Just last week, McCain argued that “pinprick” airstrikes were proving ineffective, and called for further expansions of the war: “They’re winning, and we’re not,” McCain told CNN. “The Iraqis are not winning. The Peshmerga, the Kurds are not winning.” Thus, he argued, there was a need for “more boots on the ground … in the form of forward air controllers, special forces and other people like that…. You have to arm the Peshmerga … Buffer zone in Syria, no-fly zone, take on Bashar al Assad the same as we have ISIS.”

McCain’s vision of a renewed, ever-expanding war is precisely what Congress in 1973 meant to prevent Nixon and Kissinger from doing. After nearly a decade of war, Americans had decided that the fall of South Vietnam, Cambodia, and Laos would not be a mortal threat to American security.

Today, what stands between the United States and the full-scale revival of a war Americans thought was over is not Congress, but the president himself. Obama has repeatedly stated that he will not re-introduce American combat troops to Iraq, and he is trying to maintain a sense of balance about the nature of the threat: “While we have not yet detected specific plotting against our homeland, these terrorists have threatened America and our allies. And the United States will meet this threat with strength and resolve.”

McCain, however, is doing the opposite, hyping the threat the U.S. Back in June he said: “We are now facing an existential threat to the security of the United States of America.” Last week he said: “it is a threat to the United States of America if they are able to establish this caliphate.”

A September CNN public opinion poll suggests that Americans agree with McCain about the threat, while siding with Obama on the limits of the U.S. response. Ninety percent say ISIS represents a threat to the U.S., with 45 percent calling the threat “serious,” 22 percent saying it is “fairly serious” and 23 percent saying it is “somewhat serious.” (Two years after 9/11, in 2003, 49 percent considered Al Qaeda a “serious” threat to the U.S.) Seventy-one percent believe ISIS terrorists are already in the U.S. But at the same time, by a 61-38 margin, Americans oppose using American ground forces to defeat ISIS.

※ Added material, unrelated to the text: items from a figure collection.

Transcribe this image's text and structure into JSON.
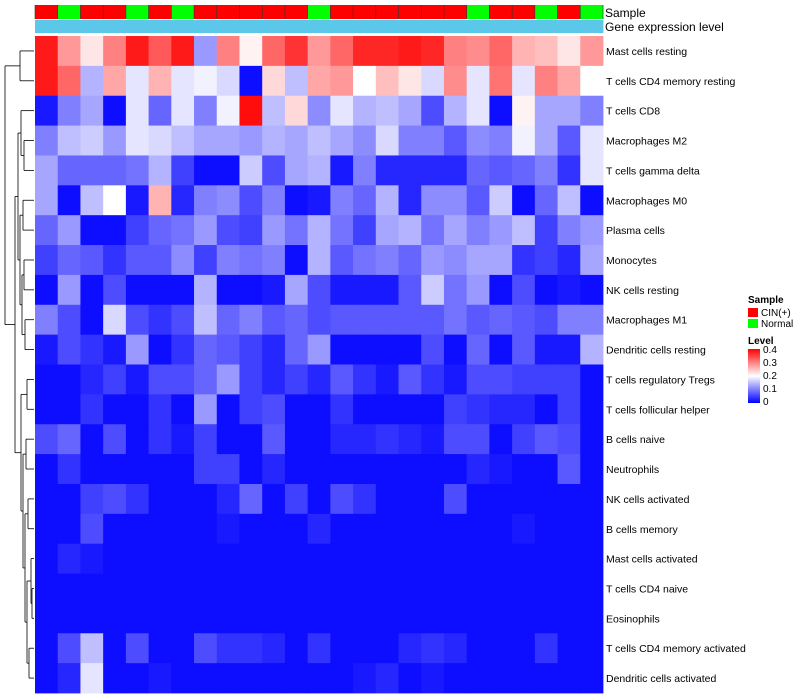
{
  "chart_data": {
    "type": "heatmap",
    "title": "",
    "annotation_tracks": [
      "Sample",
      "Gene expression level"
    ],
    "sample_groups": [
      "CIN(+)",
      "Normal",
      "CIN(+)",
      "CIN(+)",
      "Normal",
      "CIN(+)",
      "Normal",
      "CIN(+)",
      "CIN(+)",
      "CIN(+)",
      "CIN(+)",
      "CIN(+)",
      "Normal",
      "CIN(+)",
      "CIN(+)",
      "CIN(+)",
      "CIN(+)",
      "CIN(+)",
      "CIN(+)",
      "Normal",
      "CIN(+)",
      "CIN(+)",
      "Normal",
      "CIN(+)",
      "Normal"
    ],
    "gene_expression_color": "#5bc8ea",
    "row_labels": [
      "Mast cells resting",
      "T cells CD4 memory resting",
      "T cells CD8",
      "Macrophages M2",
      "T cells gamma delta",
      "Macrophages M0",
      "Plasma cells",
      "Monocytes",
      "NK cells resting",
      "Macrophages M1",
      "Dendritic cells resting",
      "T cells regulatory  Tregs",
      "T cells follicular helper",
      "B cells naive",
      "Neutrophils",
      "NK cells activated",
      "B cells memory",
      "Mast cells activated",
      "T cells CD4 naive",
      "Eosinophils",
      "T cells CD4 memory activated",
      "Dendritic cells activated"
    ],
    "values": [
      [
        0.38,
        0.28,
        0.22,
        0.3,
        0.38,
        0.33,
        0.38,
        0.12,
        0.3,
        0.21,
        0.32,
        0.36,
        0.28,
        0.32,
        0.37,
        0.37,
        0.38,
        0.37,
        0.3,
        0.29,
        0.32,
        0.26,
        0.25,
        0.22,
        0.28
      ],
      [
        0.38,
        0.32,
        0.14,
        0.27,
        0.18,
        0.26,
        0.18,
        0.19,
        0.17,
        0.01,
        0.23,
        0.15,
        0.27,
        0.28,
        0.2,
        0.25,
        0.22,
        0.17,
        0.29,
        0.18,
        0.31,
        0.18,
        0.3,
        0.27,
        0.2
      ],
      [
        0.02,
        0.1,
        0.13,
        0.01,
        0.18,
        0.08,
        0.18,
        0.1,
        0.19,
        0.39,
        0.15,
        0.23,
        0.11,
        0.18,
        0.14,
        0.15,
        0.13,
        0.06,
        0.14,
        0.18,
        0.01,
        0.21,
        0.13,
        0.13,
        0.1
      ],
      [
        0.1,
        0.15,
        0.16,
        0.12,
        0.18,
        0.17,
        0.15,
        0.13,
        0.13,
        0.12,
        0.14,
        0.13,
        0.15,
        0.13,
        0.11,
        0.17,
        0.1,
        0.1,
        0.07,
        0.11,
        0.1,
        0.19,
        0.13,
        0.07,
        0.18
      ],
      [
        0.13,
        0.08,
        0.08,
        0.08,
        0.09,
        0.14,
        0.05,
        0.01,
        0.01,
        0.16,
        0.06,
        0.13,
        0.14,
        0.02,
        0.1,
        0.03,
        0.03,
        0.03,
        0.03,
        0.08,
        0.07,
        0.08,
        0.1,
        0.04,
        0.18
      ],
      [
        0.13,
        0.01,
        0.15,
        0.2,
        0.02,
        0.26,
        0.03,
        0.1,
        0.11,
        0.06,
        0.1,
        0.01,
        0.02,
        0.1,
        0.08,
        0.14,
        0.03,
        0.11,
        0.11,
        0.07,
        0.16,
        0.01,
        0.08,
        0.15,
        0.01
      ],
      [
        0.08,
        0.12,
        0.01,
        0.01,
        0.05,
        0.08,
        0.09,
        0.12,
        0.06,
        0.05,
        0.12,
        0.09,
        0.14,
        0.09,
        0.05,
        0.13,
        0.14,
        0.09,
        0.13,
        0.1,
        0.12,
        0.15,
        0.05,
        0.1,
        0.12
      ],
      [
        0.05,
        0.08,
        0.07,
        0.04,
        0.07,
        0.07,
        0.11,
        0.05,
        0.1,
        0.09,
        0.1,
        0.01,
        0.14,
        0.07,
        0.09,
        0.1,
        0.08,
        0.12,
        0.11,
        0.13,
        0.13,
        0.04,
        0.05,
        0.03,
        0.13
      ],
      [
        0.01,
        0.12,
        0.01,
        0.06,
        0.01,
        0.01,
        0.01,
        0.14,
        0.01,
        0.01,
        0.02,
        0.13,
        0.06,
        0.02,
        0.02,
        0.02,
        0.07,
        0.16,
        0.09,
        0.12,
        0.01,
        0.06,
        0.01,
        0.02,
        0.01
      ],
      [
        0.1,
        0.06,
        0.01,
        0.17,
        0.06,
        0.04,
        0.06,
        0.15,
        0.08,
        0.1,
        0.07,
        0.08,
        0.06,
        0.07,
        0.07,
        0.07,
        0.07,
        0.07,
        0.09,
        0.07,
        0.08,
        0.07,
        0.06,
        0.1,
        0.1
      ],
      [
        0.02,
        0.06,
        0.04,
        0.02,
        0.12,
        0.01,
        0.04,
        0.08,
        0.07,
        0.05,
        0.03,
        0.08,
        0.12,
        0.01,
        0.01,
        0.01,
        0.01,
        0.06,
        0.01,
        0.08,
        0.01,
        0.07,
        0.02,
        0.02,
        0.14
      ],
      [
        0.01,
        0.01,
        0.03,
        0.05,
        0.02,
        0.06,
        0.06,
        0.08,
        0.12,
        0.05,
        0.03,
        0.05,
        0.03,
        0.07,
        0.04,
        0.02,
        0.07,
        0.04,
        0.02,
        0.06,
        0.06,
        0.05,
        0.05,
        0.05,
        0.01
      ],
      [
        0.01,
        0.01,
        0.04,
        0.01,
        0.01,
        0.04,
        0.01,
        0.12,
        0.01,
        0.05,
        0.06,
        0.01,
        0.01,
        0.04,
        0.01,
        0.01,
        0.01,
        0.01,
        0.05,
        0.04,
        0.03,
        0.03,
        0.01,
        0.05,
        0.01
      ],
      [
        0.06,
        0.08,
        0.01,
        0.06,
        0.01,
        0.04,
        0.02,
        0.05,
        0.01,
        0.01,
        0.07,
        0.01,
        0.01,
        0.03,
        0.03,
        0.04,
        0.03,
        0.02,
        0.06,
        0.06,
        0.01,
        0.05,
        0.07,
        0.06,
        0.01
      ],
      [
        0.01,
        0.04,
        0.01,
        0.01,
        0.01,
        0.01,
        0.01,
        0.05,
        0.05,
        0.01,
        0.03,
        0.01,
        0.01,
        0.01,
        0.01,
        0.01,
        0.01,
        0.01,
        0.01,
        0.03,
        0.02,
        0.01,
        0.01,
        0.07,
        0.01
      ],
      [
        0.01,
        0.01,
        0.05,
        0.06,
        0.04,
        0.01,
        0.01,
        0.01,
        0.03,
        0.08,
        0.01,
        0.05,
        0.01,
        0.06,
        0.04,
        0.01,
        0.01,
        0.01,
        0.06,
        0.01,
        0.01,
        0.01,
        0.01,
        0.01,
        0.01
      ],
      [
        0.01,
        0.01,
        0.06,
        0.01,
        0.01,
        0.01,
        0.01,
        0.01,
        0.02,
        0.01,
        0.01,
        0.01,
        0.03,
        0.01,
        0.01,
        0.01,
        0.01,
        0.01,
        0.01,
        0.01,
        0.01,
        0.02,
        0.01,
        0.01,
        0.01
      ],
      [
        0.01,
        0.03,
        0.02,
        0.01,
        0.01,
        0.01,
        0.01,
        0.01,
        0.01,
        0.01,
        0.01,
        0.01,
        0.01,
        0.01,
        0.01,
        0.01,
        0.01,
        0.01,
        0.01,
        0.01,
        0.01,
        0.01,
        0.01,
        0.01,
        0.01
      ],
      [
        0.01,
        0.01,
        0.01,
        0.01,
        0.01,
        0.01,
        0.01,
        0.01,
        0.01,
        0.01,
        0.01,
        0.01,
        0.01,
        0.01,
        0.01,
        0.01,
        0.01,
        0.01,
        0.01,
        0.01,
        0.01,
        0.01,
        0.01,
        0.01,
        0.01
      ],
      [
        0.01,
        0.01,
        0.01,
        0.01,
        0.01,
        0.01,
        0.01,
        0.01,
        0.01,
        0.01,
        0.01,
        0.01,
        0.01,
        0.01,
        0.01,
        0.01,
        0.01,
        0.01,
        0.01,
        0.01,
        0.01,
        0.01,
        0.01,
        0.01,
        0.01
      ],
      [
        0.01,
        0.06,
        0.15,
        0.01,
        0.06,
        0.01,
        0.01,
        0.06,
        0.04,
        0.04,
        0.03,
        0.01,
        0.04,
        0.01,
        0.01,
        0.01,
        0.03,
        0.04,
        0.03,
        0.01,
        0.01,
        0.01,
        0.04,
        0.01,
        0.01
      ],
      [
        0.01,
        0.03,
        0.18,
        0.01,
        0.01,
        0.02,
        0.01,
        0.01,
        0.01,
        0.01,
        0.01,
        0.01,
        0.01,
        0.01,
        0.02,
        0.03,
        0.01,
        0.02,
        0.01,
        0.01,
        0.01,
        0.01,
        0.01,
        0.01,
        0.01
      ]
    ],
    "color_scale": {
      "min": 0,
      "mid": 0.2,
      "max": 0.4,
      "low_color": "#0000ff",
      "mid_color": "#ffffff",
      "high_color": "#ff0000"
    },
    "legend": {
      "placement": "right",
      "sample_title": "Sample",
      "sample_entries": [
        {
          "label": "CIN(+)",
          "color": "#ff0000"
        },
        {
          "label": "Normal",
          "color": "#00ff00"
        }
      ],
      "level_title": "Level",
      "level_ticks": [
        "0.4",
        "0.3",
        "0.2",
        "0.1",
        "0"
      ]
    },
    "dendrogram": "row-clustering"
  }
}
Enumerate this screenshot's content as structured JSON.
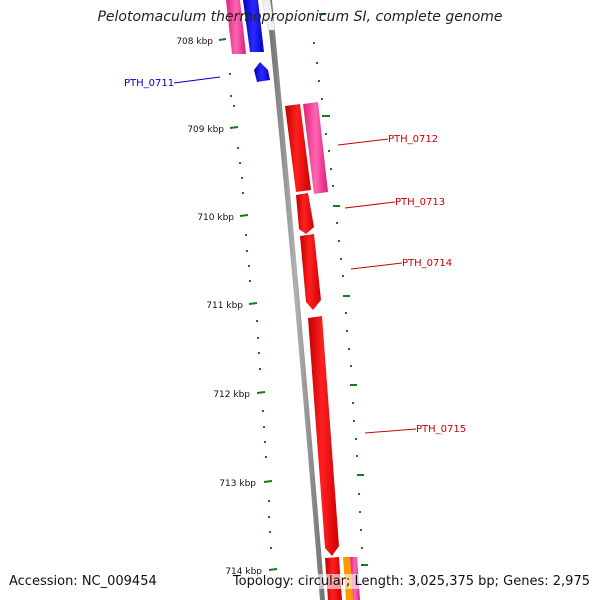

ISIS has succeeded in making Americans think that Iraq matters again, and that U.S. interests require its defeat, but it has not yet convinced them that it is worth Americans doing the fighting and dying. That's Obama's dilemma. If air power is not enough, does he take the chance that Iraq (or Syria) falls to ISIS, or does he break his promise?

In the spring of 1975, Congressional and public opinion meant that President Ford had little choice but to watch as the North Vietnamese Army rolled into Saigon. Nearly 40 years later, President Obama faces a far more difficult task: prevent the collapse of the Iraqi government (and, increasingly, the Syrian opposition) without fully reviving a war he spent years trying to end—all in the face of an opposition that is intent on proving that the Iraq war it supported was won until the president lost it.

Whether Obama will be able to keep his promise not to send American ground forces back to Iraq is very much an open question. Having taken the first step to save Iraq by applying American air power—what Nixon, Kissinger and Ford could not do in Vietnam—it may be increasingly hard to resist subsequent steps if air power proves to be not enough.